Ho accertato che il massimo rendimento la coltura lo assicurò a metà degli anni '50, quando un limoneto forniva mediamente al proprietario coltivatore diretto un utile netto di oltre 5.100.000 lire per tumulo, pari a L. 1.517 per chilogrammo di limone prodotto, in termini della lira del 2001, oltre le quote di reintegrazione dei capitali investiti, che pure costituivano consistenti introiti monetari a favore del proprietario del fondo (per ogni 6 limoni cioè al proprietario restava un utile netto di oltre 1.500 lire, coprendo tutte le spese esplicite e cioè gli esborsi effettivi ed anche quelle implicite e cioè i costi calcolati, che costituivano invece pure introiti monetari a favore del proprietario).
Una ricchezza eccezionale per una attività agricola.
Nel periodo 1850-1970 il limone è stata la coltura più redditizia del mezzogiorno d'Italia e nel palermitano in modo particolare, per la presenza dei verdelli che raggiungevano prezzi elevati.
5) Il limone è definitivamente perduto o ci sono margini per ritrovarlo?
Nel nostro territorio non credo vi siano più margini significativi per il ritorno della sua coltivazione sia a causa dei condizionamenti strutturali che caratterizzano le unità produttive sia per gli interventi della politica agricola comunitaria quale si è evoluta sino al 2008. Il premio diretto agli agricoltori è intervenuto tardivamente, dal 2008 in poi, così come le nuove acque a costi contenuti sono arrivate solo da un paio di anni, quando già le strutture produttive erano state largamente dismesse. Se entrambe le misure fossero arrivate vent'anni prima, la storia sarebbe stata diversa.
6) Quali colture potrebbero sostituire il limone?
Come ho avuto modo di sottolineare in altre occasioni, nel nostro comprensorio si è verificato un fatto anomalo: il limone non è stato sostituito da altre colture.

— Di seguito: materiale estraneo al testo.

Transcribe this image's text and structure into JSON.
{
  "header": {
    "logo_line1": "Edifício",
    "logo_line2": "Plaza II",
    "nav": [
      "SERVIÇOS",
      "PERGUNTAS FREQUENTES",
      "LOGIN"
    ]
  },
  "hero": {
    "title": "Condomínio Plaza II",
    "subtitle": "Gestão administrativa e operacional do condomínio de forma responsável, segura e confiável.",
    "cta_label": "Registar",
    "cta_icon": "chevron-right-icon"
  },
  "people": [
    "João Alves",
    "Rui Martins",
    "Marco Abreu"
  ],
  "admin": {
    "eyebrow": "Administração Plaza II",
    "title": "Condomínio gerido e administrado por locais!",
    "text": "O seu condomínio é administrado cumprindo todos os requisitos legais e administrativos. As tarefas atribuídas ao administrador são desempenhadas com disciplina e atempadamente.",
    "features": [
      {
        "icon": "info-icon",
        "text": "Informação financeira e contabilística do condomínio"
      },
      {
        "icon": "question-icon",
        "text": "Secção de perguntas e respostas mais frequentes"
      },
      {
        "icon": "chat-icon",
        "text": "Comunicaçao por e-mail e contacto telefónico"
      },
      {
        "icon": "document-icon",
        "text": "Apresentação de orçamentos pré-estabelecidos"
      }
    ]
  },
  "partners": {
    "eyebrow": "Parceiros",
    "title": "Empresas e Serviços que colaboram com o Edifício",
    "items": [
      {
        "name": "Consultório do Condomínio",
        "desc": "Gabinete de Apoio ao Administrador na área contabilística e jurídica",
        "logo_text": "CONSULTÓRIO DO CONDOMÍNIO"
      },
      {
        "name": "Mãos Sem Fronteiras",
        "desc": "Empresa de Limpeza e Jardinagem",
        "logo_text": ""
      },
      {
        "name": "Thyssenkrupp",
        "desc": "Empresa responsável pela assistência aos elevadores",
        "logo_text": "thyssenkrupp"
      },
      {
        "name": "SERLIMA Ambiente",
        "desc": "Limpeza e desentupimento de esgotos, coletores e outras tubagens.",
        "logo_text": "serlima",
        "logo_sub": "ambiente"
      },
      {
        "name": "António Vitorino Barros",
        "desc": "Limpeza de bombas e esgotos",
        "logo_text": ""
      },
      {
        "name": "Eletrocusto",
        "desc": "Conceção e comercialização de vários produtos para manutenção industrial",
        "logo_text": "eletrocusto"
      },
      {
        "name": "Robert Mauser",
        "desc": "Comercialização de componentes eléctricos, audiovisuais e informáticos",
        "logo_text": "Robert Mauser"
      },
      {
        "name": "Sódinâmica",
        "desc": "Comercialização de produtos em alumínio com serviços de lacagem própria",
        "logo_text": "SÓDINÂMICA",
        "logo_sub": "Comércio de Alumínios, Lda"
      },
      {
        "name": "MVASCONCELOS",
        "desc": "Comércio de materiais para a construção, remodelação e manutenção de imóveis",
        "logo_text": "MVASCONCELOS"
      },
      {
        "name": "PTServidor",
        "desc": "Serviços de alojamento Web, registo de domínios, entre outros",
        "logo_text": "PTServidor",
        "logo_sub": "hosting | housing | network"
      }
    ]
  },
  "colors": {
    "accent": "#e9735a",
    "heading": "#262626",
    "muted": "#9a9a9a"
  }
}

Diversamente infatti da altre aree limonicole dismesse ad esso, da noi, è succeduto solo l'abbandono, come estesamente analizzo nel libro.
Ciò è tanto più "strano" in quanto ci troviamo in un'area metropolitana con oltre un milione di consumatori e, in molte delle nostre famiglie, proprietarie di terreni ben serviti da acqua, vi sono giovani disoccupati che preferiscono andare in giro per l'Italia a svolgere lavori precari e mal pagati. Ciò dovrebbe farci riflettere.
C'è tuttavia qualche raro esempio riuscito di giovani che vogliono scommettere, magari utilizzando gli aiuti comunitari, e rimanere a coltivare i propri terreni, alcuni in regime di coltivazione biologica mantenendo ancora il limone, altri con colture di nicchia rivolte al locale mercato e che riescono a ricavare un reddito, il quale, seppur ridotto è tuttavia maggiore di quello dei lavori precari svolti in giro per l'Italia.
Resta poi la questione della salvaguardia dei residui appezzamenti e dei manufatti irrigui di corredo al limoneto quali testimonianze della cultura legata al limone.